Interviews with the Director of Nursing, the Executive Director of Nursing and the Nurse Manager on 10/20/17 at 5:15pm indicated although routine environmental rounds had been conducted by the hospital, it was identified that an alternate accreditation agency conducted an assessment of the environment in September of 2017 and identified the hospital's environmental assessment was not comprehensive and the assessment identified multiple ligature risks. Subsequently, the hospital utilized a consultant who conducted a full environmental assessment on 10/8/17. Further interview with the Director of Nursing indicated that some of the environmental risks had been completed and a plan was in place to complete the rest.

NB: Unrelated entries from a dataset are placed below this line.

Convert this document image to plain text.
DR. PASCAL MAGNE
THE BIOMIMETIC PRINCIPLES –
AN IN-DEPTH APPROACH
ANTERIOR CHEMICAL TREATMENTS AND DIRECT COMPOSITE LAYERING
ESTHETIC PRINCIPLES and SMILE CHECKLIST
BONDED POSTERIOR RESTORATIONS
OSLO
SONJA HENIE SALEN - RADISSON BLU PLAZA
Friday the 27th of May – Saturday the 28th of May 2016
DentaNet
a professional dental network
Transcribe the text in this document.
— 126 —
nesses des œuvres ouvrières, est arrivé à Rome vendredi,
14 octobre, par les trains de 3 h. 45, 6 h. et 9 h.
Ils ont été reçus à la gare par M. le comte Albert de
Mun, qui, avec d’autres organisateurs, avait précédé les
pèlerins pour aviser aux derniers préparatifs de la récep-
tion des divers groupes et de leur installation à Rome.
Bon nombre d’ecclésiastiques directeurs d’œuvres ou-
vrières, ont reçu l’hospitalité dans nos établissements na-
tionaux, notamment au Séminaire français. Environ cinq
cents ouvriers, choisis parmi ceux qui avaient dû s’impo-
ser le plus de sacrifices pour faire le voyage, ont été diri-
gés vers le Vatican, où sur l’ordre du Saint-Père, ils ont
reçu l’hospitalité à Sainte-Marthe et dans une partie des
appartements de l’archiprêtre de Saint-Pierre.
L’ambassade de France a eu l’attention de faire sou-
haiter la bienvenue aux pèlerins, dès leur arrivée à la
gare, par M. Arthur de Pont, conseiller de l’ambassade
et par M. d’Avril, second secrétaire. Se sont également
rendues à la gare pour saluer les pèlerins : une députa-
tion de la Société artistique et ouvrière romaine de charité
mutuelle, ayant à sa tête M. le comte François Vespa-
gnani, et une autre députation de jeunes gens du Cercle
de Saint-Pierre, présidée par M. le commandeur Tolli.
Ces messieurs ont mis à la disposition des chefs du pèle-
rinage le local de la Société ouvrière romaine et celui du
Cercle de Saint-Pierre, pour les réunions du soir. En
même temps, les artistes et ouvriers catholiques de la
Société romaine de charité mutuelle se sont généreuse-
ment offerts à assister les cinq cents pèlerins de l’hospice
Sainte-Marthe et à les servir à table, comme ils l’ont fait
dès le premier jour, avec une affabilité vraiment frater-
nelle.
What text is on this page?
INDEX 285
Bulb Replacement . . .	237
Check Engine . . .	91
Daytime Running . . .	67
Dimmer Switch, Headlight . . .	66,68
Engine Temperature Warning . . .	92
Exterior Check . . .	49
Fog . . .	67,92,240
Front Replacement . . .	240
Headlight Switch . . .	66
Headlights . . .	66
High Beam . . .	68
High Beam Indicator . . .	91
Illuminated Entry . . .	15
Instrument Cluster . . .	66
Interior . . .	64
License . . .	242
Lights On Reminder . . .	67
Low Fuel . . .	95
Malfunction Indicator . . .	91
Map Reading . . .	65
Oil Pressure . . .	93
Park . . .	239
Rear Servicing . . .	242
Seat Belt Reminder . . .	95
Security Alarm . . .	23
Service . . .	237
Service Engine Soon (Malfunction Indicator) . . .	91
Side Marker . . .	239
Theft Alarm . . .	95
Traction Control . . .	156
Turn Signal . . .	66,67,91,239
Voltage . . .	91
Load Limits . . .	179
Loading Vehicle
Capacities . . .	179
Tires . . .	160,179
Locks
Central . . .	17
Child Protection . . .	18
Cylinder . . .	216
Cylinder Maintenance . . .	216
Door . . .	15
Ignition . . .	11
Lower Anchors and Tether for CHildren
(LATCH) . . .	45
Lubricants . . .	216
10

Review of the 2016 psychiatric risk assessment conducted by the hospital identified cords over three feet in length on the child/adolescent units, however observation of the cords identified that they were still present on 10/20/17.
The Department requested and received an immediate plan of correction dated 10/20/17 which identified that television carts, game equipment, and televisions that contained long electric cords would be immediately removed. The creative therapy and group room would not be used and groups would be provided in the common area. A staff member would be stationed to visualize the area where the elbow attachments were found on the doors until they could be removed. The nursing supervisor would be responsible to ensure compliance with the immediate plan of correction.
2. Based on tour and observations of the Emergency Department (ED) psychiatric treatment area, the hospital failed to ensure a safe environment when 4 of 7 sinks had paddle-type hot and cold water levers that posed a potential ligature point. The findings include:
A tour of the ED psychiatric treatment area with the Director of the ED on 10/30/17 at 2:00 PM identified 4 sinks in the common hallway that were accessible to patients. Each sink had paddle-type hot and cold water levers that posed a potential ligature point. Although the sinks were in a common hallway with staff in the vacinity, the sinks were not being monitored by staff as a potential ligature point.